There’s a joke going around:
“Person A to Person B: Artificial Intelligence can’t take your job if your job never required any intelligence to begin with.
Person B: I didn’t get that
Person A: You’re safe”

Irrespective of whether we like the brand of humour or not, it does seem contrary to popular perception that AI will most affect the low skilled amongst us. In this piece for MIT’s Technology Review, David Rotman highlights two pieces of recent research which suggests otherwise – that the generative AI tools such as ChatGPT will likely help bridge the gap between the low skilled and the high skilled than divide. Citing research from OpenAI (somewhat biased) and University of Pennsylvania:
“In contrast to what we saw in earlier waves of automation, higher-income jobs would be most affected, they suggest. Some of the people whose jobs are most vulnerable: writers, web and digital designers, financial quantitative analysts, and—just in case you were thinking of a career change—blockchain engineers.

“There is no question that [generative AI] is going to be used—it’s not just a novelty,” says David Autor, an MIT labor economist and a leading expert on the impact of technology on jobs. “Law firms are already using it, and that’s just one example. It opens up a range of tasks that can be automated.”
…Previously, AI had automated some office work, but it was those rote step-by-step tasks that could be coded for a machine. Now it can perform tasks that we have viewed  as creative, such as writing and producing graphics. “It’s pretty apparent to anyone who’s paying attention that generative AI opens the door to computerization of a lot of kinds of tasks that we think of as not easily automated,” he says.

…Autor also sees a more positive possible outcome: generative AI could help a wide swath of people gain the skills to compete with those who have more education and expertise.”

This is supported by another study:
“Two MIT economics graduate students, Shakked Noy and Whitney Zhang, ran an experiment involving hundreds of college-educated professionals working in areas like marketing and HR; they asked half to use ChatGPT in their daily tasks and the others not to. ChatGPT raised overall productivity (not too surprisingly), but here’s the really interesting result: the AI tool helped the least skilled and accomplished workers the most, decreasing the performance gap between employees. In other words, the poor writers got much better; the good writers simply got a little faster.”

This sounds encouraging from the point of reducing some of the inequities built over the past few decades. Yet, it depends on how we as a society choose to use the technology.

The author cites a new book Power and Progress: Our 1000-Year Struggle Over Technology & Prosperity, by MIT economists Daron Acemoglu and Simon Johnson, where the authors ‘provide a compelling walk through the history of technological progress and its mixed record in creating widespread prosperity.

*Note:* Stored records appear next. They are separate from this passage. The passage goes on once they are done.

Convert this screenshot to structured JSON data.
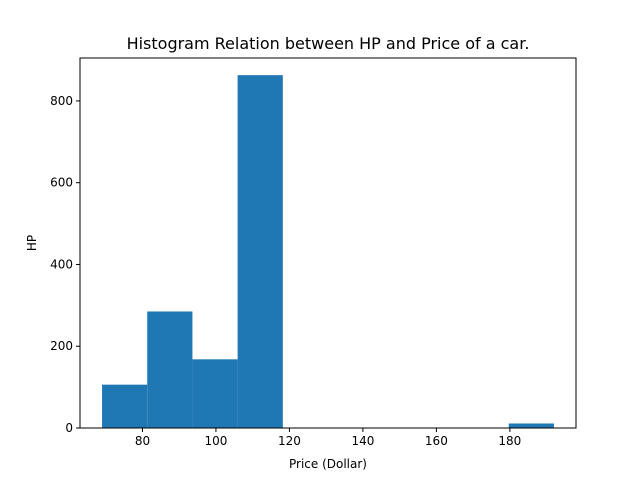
{
  "chart_data": {
    "type": "bar",
    "title": "Histogram Relation between HP and Price of a car.",
    "xlabel": "Price (Dollar)",
    "ylabel": "HP",
    "xlim": [
      63,
      198
    ],
    "ylim": [
      0,
      905
    ],
    "xticks": [
      80,
      100,
      120,
      140,
      160,
      180
    ],
    "yticks": [
      0,
      200,
      400,
      600,
      800
    ],
    "grid": false,
    "color": "#1f77b4",
    "bins": [
      {
        "x0": 69,
        "x1": 81.3,
        "value": 106
      },
      {
        "x0": 81.3,
        "x1": 93.6,
        "value": 285
      },
      {
        "x0": 93.6,
        "x1": 105.9,
        "value": 168
      },
      {
        "x0": 105.9,
        "x1": 118.2,
        "value": 863
      },
      {
        "x0": 118.2,
        "x1": 130.5,
        "value": 0
      },
      {
        "x0": 130.5,
        "x1": 142.8,
        "value": 0
      },
      {
        "x0": 142.8,
        "x1": 155.1,
        "value": 0
      },
      {
        "x0": 155.1,
        "x1": 167.4,
        "value": 0
      },
      {
        "x0": 167.4,
        "x1": 179.7,
        "value": 0
      },
      {
        "x0": 179.7,
        "x1": 192,
        "value": 11
      }
    ]
  }
}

Their point is that it’s critical to deliberately steer technological advances in ways that provide broad benefits and don’t just make the elite richer.’

“From the decades after World War II until the early 1970s, the US economy was marked by rapid technological changes; wages for most workers rose while income inequality dropped sharply. The reason, Acemoglu and Johnson say, is that technological advances were used to create new tasks and jobs, while social and political pressures helped ensure that workers shared the benefits more equally with their employers than they do now.

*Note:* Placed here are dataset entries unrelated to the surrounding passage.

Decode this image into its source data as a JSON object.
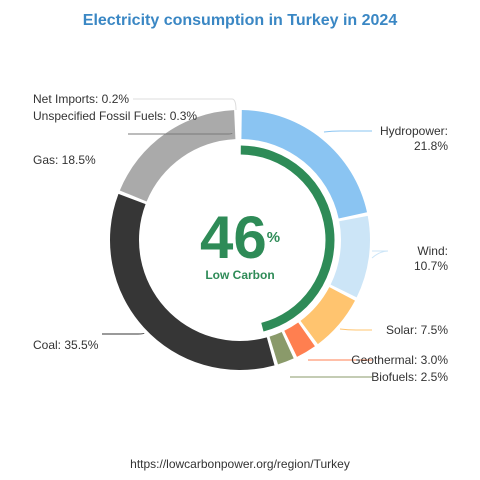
{
  "chart_data": {
    "type": "pie",
    "title": "Electricity consumption in Turkey in 2024",
    "center": {
      "value": "46",
      "unit": "%",
      "label": "Low Carbon",
      "fraction": 0.46,
      "color": "#2e8b57"
    },
    "slices": [
      {
        "name": "Hydropower",
        "value": 21.8,
        "label_line1": "Hydropower:",
        "label_line2": "21.8%",
        "color": "#8ac4f2"
      },
      {
        "name": "Wind",
        "value": 10.7,
        "label_line1": "Wind:",
        "label_line2": "10.7%",
        "color": "#cce5f7"
      },
      {
        "name": "Solar",
        "value": 7.5,
        "label_line1": "Solar: 7.5%",
        "label_line2": "",
        "color": "#ffc46f"
      },
      {
        "name": "Geothermal",
        "value": 3.0,
        "label_line1": "Geothermal: 3.0%",
        "label_line2": "",
        "color": "#ff7f50"
      },
      {
        "name": "Biofuels",
        "value": 2.5,
        "label_line1": "Biofuels: 2.5%",
        "label_line2": "",
        "color": "#8a9a6a"
      },
      {
        "name": "Coal",
        "value": 35.5,
        "label_line1": "Coal: 35.5%",
        "label_line2": "",
        "color": "#363636"
      },
      {
        "name": "Gas",
        "value": 18.5,
        "label_line1": "Gas: 18.5%",
        "label_line2": "",
        "color": "#aaaaaa"
      },
      {
        "name": "Unspecified Fossil Fuels",
        "value": 0.3,
        "label_line1": "Unspecified Fossil Fuels: 0.3%",
        "label_line2": "",
        "color": "#7a7a7a"
      },
      {
        "name": "Net Imports",
        "value": 0.2,
        "label_line1": "Net Imports: 0.2%",
        "label_line2": "",
        "color": "#dddddd"
      }
    ]
  },
  "footer": {
    "source": "https://lowcarbonpower.org/region/Turkey"
  }
}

In contrast, they write, the more recent rapid adoption of manufacturing robots in “the industrial heartland of the American economy in the Midwest” over the last few decades simply destroyed jobs and led to a “prolonged regional decline.” 

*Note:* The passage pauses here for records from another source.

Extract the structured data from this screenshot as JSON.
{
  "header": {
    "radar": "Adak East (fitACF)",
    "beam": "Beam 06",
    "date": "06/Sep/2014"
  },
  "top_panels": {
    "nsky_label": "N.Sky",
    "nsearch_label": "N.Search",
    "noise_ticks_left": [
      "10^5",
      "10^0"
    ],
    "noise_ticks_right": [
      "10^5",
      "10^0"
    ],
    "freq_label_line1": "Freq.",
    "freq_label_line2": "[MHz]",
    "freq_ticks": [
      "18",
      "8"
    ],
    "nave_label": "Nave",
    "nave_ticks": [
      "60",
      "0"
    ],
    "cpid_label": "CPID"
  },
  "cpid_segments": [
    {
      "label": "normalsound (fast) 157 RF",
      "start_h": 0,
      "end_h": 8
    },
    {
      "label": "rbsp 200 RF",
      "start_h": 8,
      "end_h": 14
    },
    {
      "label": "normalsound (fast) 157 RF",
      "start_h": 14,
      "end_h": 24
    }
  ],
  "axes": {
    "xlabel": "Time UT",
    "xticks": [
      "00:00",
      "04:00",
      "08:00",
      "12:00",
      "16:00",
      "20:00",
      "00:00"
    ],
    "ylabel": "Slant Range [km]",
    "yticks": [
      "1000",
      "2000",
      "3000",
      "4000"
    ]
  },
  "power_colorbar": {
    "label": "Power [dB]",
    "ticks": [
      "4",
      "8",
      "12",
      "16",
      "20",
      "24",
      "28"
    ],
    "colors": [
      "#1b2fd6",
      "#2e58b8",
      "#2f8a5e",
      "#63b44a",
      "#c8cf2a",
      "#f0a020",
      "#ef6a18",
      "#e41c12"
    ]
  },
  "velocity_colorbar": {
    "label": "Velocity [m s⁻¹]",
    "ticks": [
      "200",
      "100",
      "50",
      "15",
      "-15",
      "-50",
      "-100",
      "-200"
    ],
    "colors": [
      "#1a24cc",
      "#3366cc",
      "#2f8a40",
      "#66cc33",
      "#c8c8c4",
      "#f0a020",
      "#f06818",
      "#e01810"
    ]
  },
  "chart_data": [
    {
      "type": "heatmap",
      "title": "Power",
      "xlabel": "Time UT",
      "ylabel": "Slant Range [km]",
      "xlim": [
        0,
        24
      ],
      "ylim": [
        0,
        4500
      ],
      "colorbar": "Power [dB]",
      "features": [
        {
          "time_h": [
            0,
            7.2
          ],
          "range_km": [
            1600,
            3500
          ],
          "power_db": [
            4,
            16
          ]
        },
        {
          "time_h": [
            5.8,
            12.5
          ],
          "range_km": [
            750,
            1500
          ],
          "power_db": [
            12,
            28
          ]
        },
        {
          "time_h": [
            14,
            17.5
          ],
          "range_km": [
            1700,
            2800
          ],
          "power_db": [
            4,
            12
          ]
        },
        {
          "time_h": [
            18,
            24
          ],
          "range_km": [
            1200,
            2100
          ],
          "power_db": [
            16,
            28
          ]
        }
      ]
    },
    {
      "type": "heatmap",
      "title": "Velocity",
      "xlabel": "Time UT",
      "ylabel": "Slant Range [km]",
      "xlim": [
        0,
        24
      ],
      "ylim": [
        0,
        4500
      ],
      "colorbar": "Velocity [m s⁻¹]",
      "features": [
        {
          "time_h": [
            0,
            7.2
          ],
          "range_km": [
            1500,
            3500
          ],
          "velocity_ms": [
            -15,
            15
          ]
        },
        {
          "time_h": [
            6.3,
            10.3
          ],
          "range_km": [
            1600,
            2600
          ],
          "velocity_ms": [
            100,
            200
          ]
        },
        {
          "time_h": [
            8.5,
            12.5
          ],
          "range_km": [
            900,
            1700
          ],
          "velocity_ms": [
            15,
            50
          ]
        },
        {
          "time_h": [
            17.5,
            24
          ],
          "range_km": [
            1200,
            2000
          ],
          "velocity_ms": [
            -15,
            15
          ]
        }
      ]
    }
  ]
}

The book, which comes out in May, is particularly relevant for understanding what today’s rapid progress in AI could bring and how decisions about the best way to use the breakthroughs will affect us all going forward. In a recent interview, Acemoglu said they were writing the book when GPT-3 was first released. And, he adds half-jokingly, “we foresaw ChatGPT.”

Acemoglu maintains that the creators of AI “are going in the wrong direction.” The entire architecture behind the AI “is in the automation mode,” he says. “But there is nothing inherent about generative AI or AI in general that should push us in this direction. It’s the business models and the vision of the people in OpenAI and Microsoft and the venture capital community.”

Capitalism has rendered innovation profit driven and put the power of technology in the hands of businesses unlike the post WW-II breakthroughs, many of which were public funded including the internet which has democratised its benefits.